Deputy for Mayenne
- In office 3 May 1936 – 13 May 1940

Personal details
- Born: Félix Eugène Grat 12 November 1898 Paris, France
- Died: 13 May 1940 (aged 41) Volmerange-les-Mines, France
- Party: Independent
- Occupation: Historian

= Félix Grat =

French politician (1898–1940)

Félix Eugène Grat (12 November 1898 – 13 May 1940) was a French politician and historian. An independent candidate, he was elected in 1936 to represent Mayenne in the National Assembly. He was killed in action during the Second World War in 1940.

==Life==
Born in the 2nd arrondissement of Paris in 1898, Grat graduated from the Lycée Condorcet with a bachelor's degree in letters in 1917. Upon his graduation, he enlisted to fight in the First World War and was awarded a Croix de guerre for valiant service. After the war, he pursued a degree in law at the École Nationale des Chartes and was appointed a member of the French Academy in Rome in 1923. Grat spent two years researching Latin texts in the Vatican and discovered several previously unknown works written by Tacitus. After returning to France in 1925, he became a lecturer at the École pratique des hautes études and was appointed a professor of palaeography at Sorbonne University. From 1931, he taught the history of the Middle Ages in Nancy.

In 1936, Grat was an independent candidate in the legislative elections in the department of Mayenne. His wife's family owned large amounts of land in the area, allowing him to become a political influence in the largely agriculture-focused region. Facing outgoing Deputy Joseph Boüessé, Grat was elected Deputy with of the vote.
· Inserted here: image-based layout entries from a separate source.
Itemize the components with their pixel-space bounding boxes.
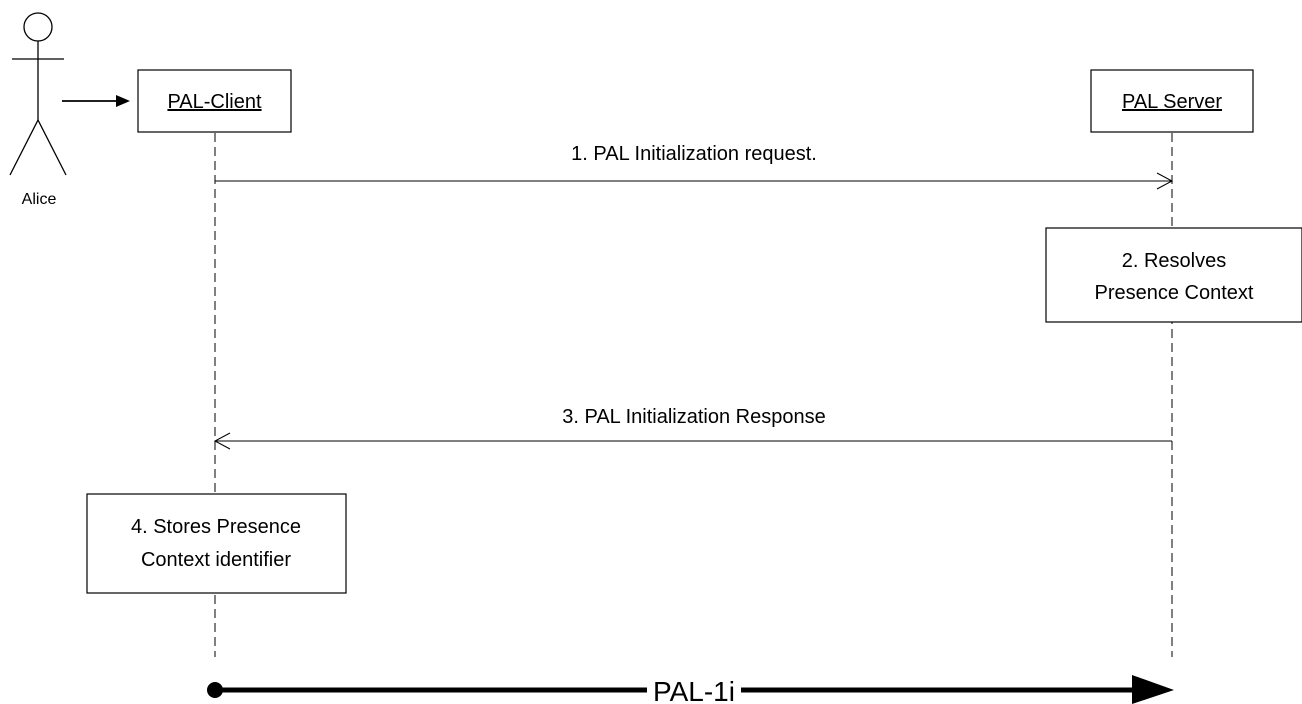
actor-name: Alice [22,191,57,208]
note-server-line-2: Presence Context [1095,282,1254,304]
flow-indicator: PAL-1i [207,675,1174,704]
message-1-request: 1. PAL Initialization request. [215,143,1174,190]
actor-left-leg [9,119,39,176]
actor-head [23,12,53,42]
flow-label: PAL-1i [653,676,735,704]
actor-alice: Alice [9,12,67,208]
actor-right-leg [37,119,67,176]
message-1-label: 1. PAL Initialization request. [571,143,817,165]
note-client-line-1: 4. Stores Presence [131,516,301,538]
message-3-arrowhead [213,432,231,450]
note-server-resolves: 2. Resolves Presence Context [1045,227,1302,323]
note-client-line-2: Context identifier [141,549,291,571]
message-3-response: 3. PAL Initialization Response [213,406,1172,450]
flow-arrowhead [1132,675,1174,704]
participant-server-label: PAL Server [1122,91,1222,113]
note-server-line-1: 2. Resolves [1122,250,1227,272]
note-client-stores: 4. Stores Presence Context identifier [86,493,347,594]
participant-client-label: PAL-Client [167,91,262,113]
message-3-label: 3. PAL Initialization Response [562,406,826,428]
message-1-arrowhead [1156,172,1174,190]
actor-to-client-arrow [62,95,130,107]
participant-server: PAL Server [1090,69,1254,133]
participant-client: PAL-Client [137,69,292,133]
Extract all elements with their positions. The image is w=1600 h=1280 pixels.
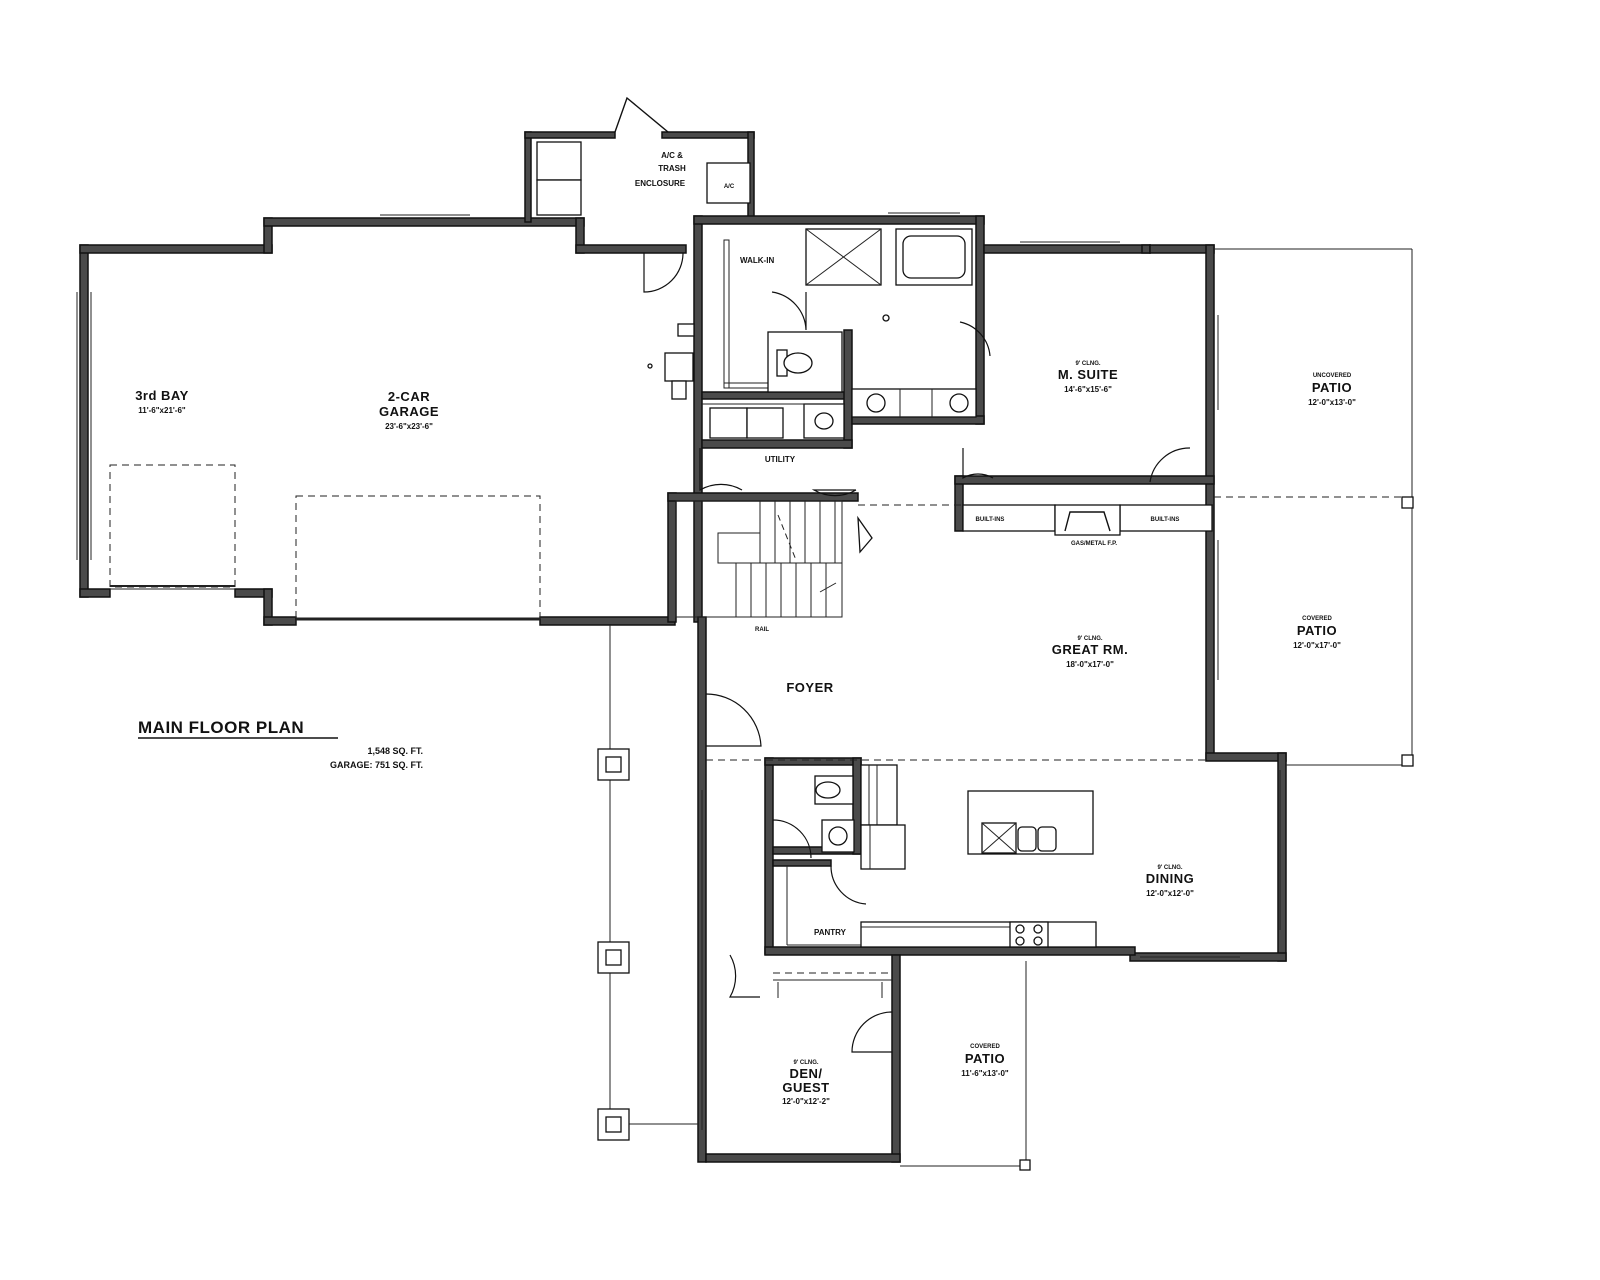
garage-north-wall	[263, 217, 585, 227]
walls	[79, 131, 1287, 1163]
built-ins-left	[962, 504, 1056, 532]
patio-covered-right-dims: 12'-0"x17'-0"	[1293, 641, 1341, 650]
doors	[643, 252, 1191, 1053]
wall-oven	[860, 824, 906, 870]
refrigerator	[860, 764, 898, 826]
den-dims: 12'-0"x12'-2"	[782, 1097, 830, 1106]
patio-covered-bottom-dims: 11'-6"x13'-0"	[961, 1069, 1009, 1078]
stair-west-wall	[667, 492, 677, 623]
built-ins-left-label: BUILT-INS	[976, 517, 1005, 523]
utility-label: UTILITY	[765, 455, 796, 464]
suite-south-wall	[954, 475, 1215, 485]
garage-west-wall	[79, 244, 89, 598]
dryer	[746, 407, 784, 439]
ac-west-wall	[524, 131, 532, 223]
washer	[709, 407, 748, 439]
halfbath-west-wall	[764, 757, 774, 955]
ac-label-1: A/C &	[661, 151, 683, 160]
range	[1009, 921, 1049, 948]
dining-north-jog	[1205, 752, 1287, 762]
walk-in-label: WALK-IN	[740, 256, 774, 265]
garage-dims: 23'-6"x23'-6"	[385, 422, 433, 431]
great-rm-name: GREAT RM.	[1052, 642, 1128, 657]
fixtures	[647, 228, 1213, 998]
patio-uncovered-label: UNCOVERED	[1313, 373, 1352, 379]
kitchen-counter	[860, 921, 1097, 948]
foyer-label: FOYER	[786, 680, 833, 695]
ac-pad-top	[536, 141, 582, 181]
ac-north-wall-left	[524, 131, 616, 139]
great-rm-dims: 18'-0"x17'-0"	[1066, 660, 1114, 669]
plan-area-garage: GARAGE: 751 SQ. FT.	[330, 760, 423, 770]
ac-north-wall-right	[661, 131, 755, 139]
suite-north-wall	[983, 244, 1151, 254]
patio-uncovered-name: PATIO	[1312, 380, 1352, 395]
dining-name: DINING	[1146, 871, 1195, 886]
den-name-1: DEN/	[789, 1066, 822, 1081]
great-rm-ceiling: 9' CLNG.	[1077, 636, 1102, 642]
garage-north-wall-left	[79, 244, 273, 254]
garage-north-wall-right	[575, 244, 687, 254]
patio-covered-right-name: PATIO	[1297, 623, 1337, 638]
suite-east-wall	[1205, 244, 1215, 761]
den-east-wall	[891, 954, 901, 1163]
dashed-lines	[109, 464, 1410, 974]
den-ceiling: 9' CLNG.	[793, 1060, 818, 1066]
pantry-label: PANTRY	[814, 928, 847, 937]
fireplace-label: GAS/METAL F.P.	[1071, 541, 1117, 547]
ac-pad-bottom	[536, 179, 582, 216]
garage-name-2: GARAGE	[379, 404, 439, 419]
ac-gate	[614, 96, 669, 133]
garage-water-heater	[664, 352, 694, 382]
plan-title: MAIN FLOOR PLAN	[138, 718, 304, 737]
ac-unit-label: A/C	[724, 184, 735, 190]
suite-dims: 14'-6"x15'-6"	[1064, 385, 1112, 394]
ac-unit	[706, 162, 751, 204]
stair-door-swing	[857, 515, 873, 554]
garage-name-1: 2-CAR	[388, 389, 430, 404]
suite-name: M. SUITE	[1058, 367, 1118, 382]
dining-dims: 12'-0"x12'-0"	[1146, 889, 1194, 898]
suite-ceiling: 9' CLNG.	[1075, 361, 1100, 367]
patio-uncovered-dims: 12'-0"x13'-0"	[1308, 398, 1356, 407]
bath-west-wall	[693, 215, 703, 623]
patios	[597, 248, 1414, 1171]
stair-treads	[718, 501, 842, 617]
third-bay-dims: 11'-6"x21'-6"	[138, 406, 186, 415]
suite-north-wall-right	[1149, 244, 1215, 254]
suite-north-corner	[1141, 244, 1151, 254]
dining-ceiling: 9' CLNG.	[1157, 865, 1182, 871]
bath-north-wall	[693, 215, 985, 225]
stair-north-wall	[667, 492, 859, 502]
patio-covered-right-label: COVERED	[1302, 616, 1332, 622]
dining-east-wall	[1277, 752, 1287, 962]
third-bay-name: 3rd BAY	[135, 388, 189, 403]
den-name-2: GUEST	[782, 1080, 829, 1095]
garage-south-left	[263, 616, 297, 626]
halfbath-north-wall	[764, 757, 862, 766]
windows	[76, 212, 1281, 1130]
patio-covered-bottom-name: PATIO	[965, 1051, 1005, 1066]
rail-label: RAIL	[755, 627, 769, 633]
utility-north-wall	[701, 439, 853, 449]
kitchen-south-wall	[764, 946, 1136, 956]
walk-in-south-wall	[701, 391, 853, 400]
den-south-wall	[705, 1153, 901, 1163]
plan-area-main: 1,548 SQ. FT.	[367, 746, 423, 756]
ac-label-3: ENCLOSURE	[635, 179, 686, 188]
pantry-north-wall	[772, 859, 832, 867]
built-ins-right-label: BUILT-INS	[1151, 517, 1180, 523]
ac-label-2: TRASH	[658, 164, 686, 173]
bath-mid-wall	[843, 329, 853, 449]
garage-south-right	[539, 616, 676, 626]
third-bay-south-left	[79, 588, 111, 598]
bath-east-wall	[975, 215, 985, 425]
patio-covered-bottom-label: COVERED	[970, 1044, 1000, 1050]
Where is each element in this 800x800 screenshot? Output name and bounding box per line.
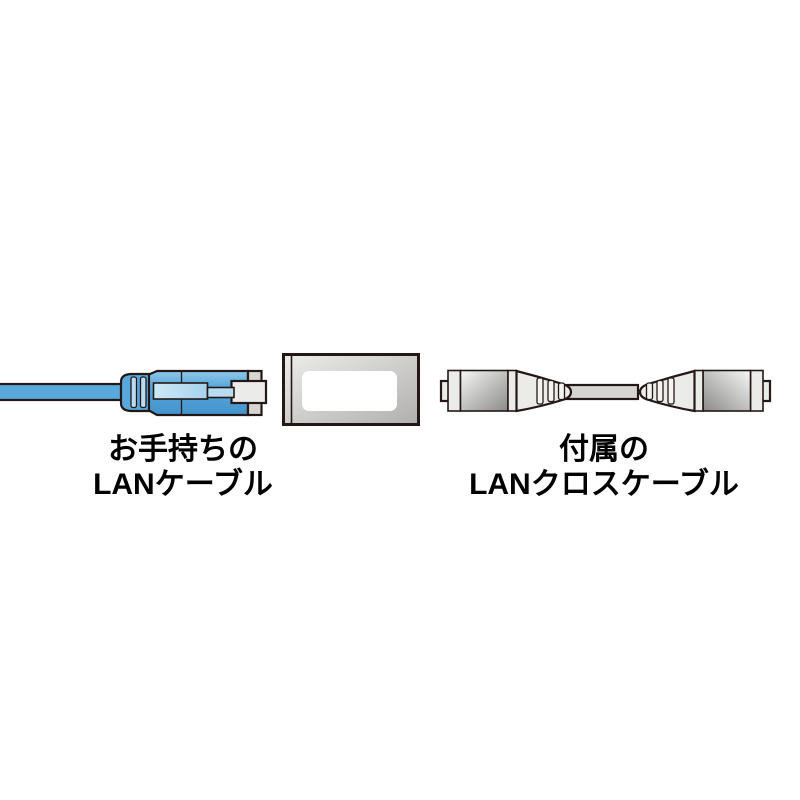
left-cable-label: お手持ちの LANケーブル <box>93 432 273 502</box>
left-cable-label-line2: LANケーブル <box>93 468 273 501</box>
right-cable-label-line2: LANクロスケーブル <box>469 468 739 501</box>
boot-ridge-icon <box>536 377 544 405</box>
plug-tip-front <box>230 379 268 405</box>
right-cable-label-line1: 付属の <box>558 433 649 466</box>
plug-latch <box>152 382 209 400</box>
connector-boot <box>515 369 573 413</box>
plug-latch-stem <box>206 386 235 399</box>
blue-cable-line <box>0 382 128 402</box>
boot-ridge-icon <box>645 382 654 401</box>
right-cable-label: 付属の LANクロスケーブル <box>469 432 739 502</box>
connector-band <box>749 369 764 412</box>
cross-cable-line <box>564 383 640 401</box>
cross-cable-graphic <box>439 369 772 413</box>
cross-cable-connector-right <box>638 369 772 413</box>
connector-band <box>447 369 462 412</box>
boot-ridge-icon <box>139 376 147 409</box>
left-cable-label-line1: お手持ちの <box>107 433 258 466</box>
boot-ridge-icon <box>656 379 664 403</box>
blue-lan-cable-graphic <box>0 369 268 417</box>
connector-band <box>507 369 518 412</box>
adapter-port-window <box>302 371 397 411</box>
boot-ridge-icon <box>130 376 138 409</box>
connector-band <box>693 369 704 412</box>
connector-boot <box>638 369 696 413</box>
boot-ridge-icon <box>557 382 566 401</box>
connector-body <box>702 369 752 412</box>
boot-ridge-icon <box>547 379 555 403</box>
cross-cable-connector-left <box>439 369 573 413</box>
boot-ridge-icon <box>667 377 675 405</box>
coupler-adapter-graphic <box>282 353 420 426</box>
connector-body <box>459 369 509 412</box>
Sitting in the Assembly with members of the conservative Republican Federation party, he was concerned with agriculture, labor policies, and foreign affairs. He opposed the 1936 devaluation of the franc and also conducted a mission in the Levant while secretary of the Foreign Affairs Committee. While a politician, Grat also founded the Institute for Research and History of Texts, which focuses on researching ancient and medieval manuscripts.

During the Second World War, Grat re-enlisted in the army and served on the frontline, again being rewarded the Croix de Guerre for his service. In early 1940, he presented his concerns about the army's lack of preparation for war in the National Assembly. On 13 May, three days after the beginning of the German invasion of France, Grat was killed in action near Volmerange-les-Mines. He was temporarily buried in Fontoy. Grat was the first Deputy killed during the Second World War.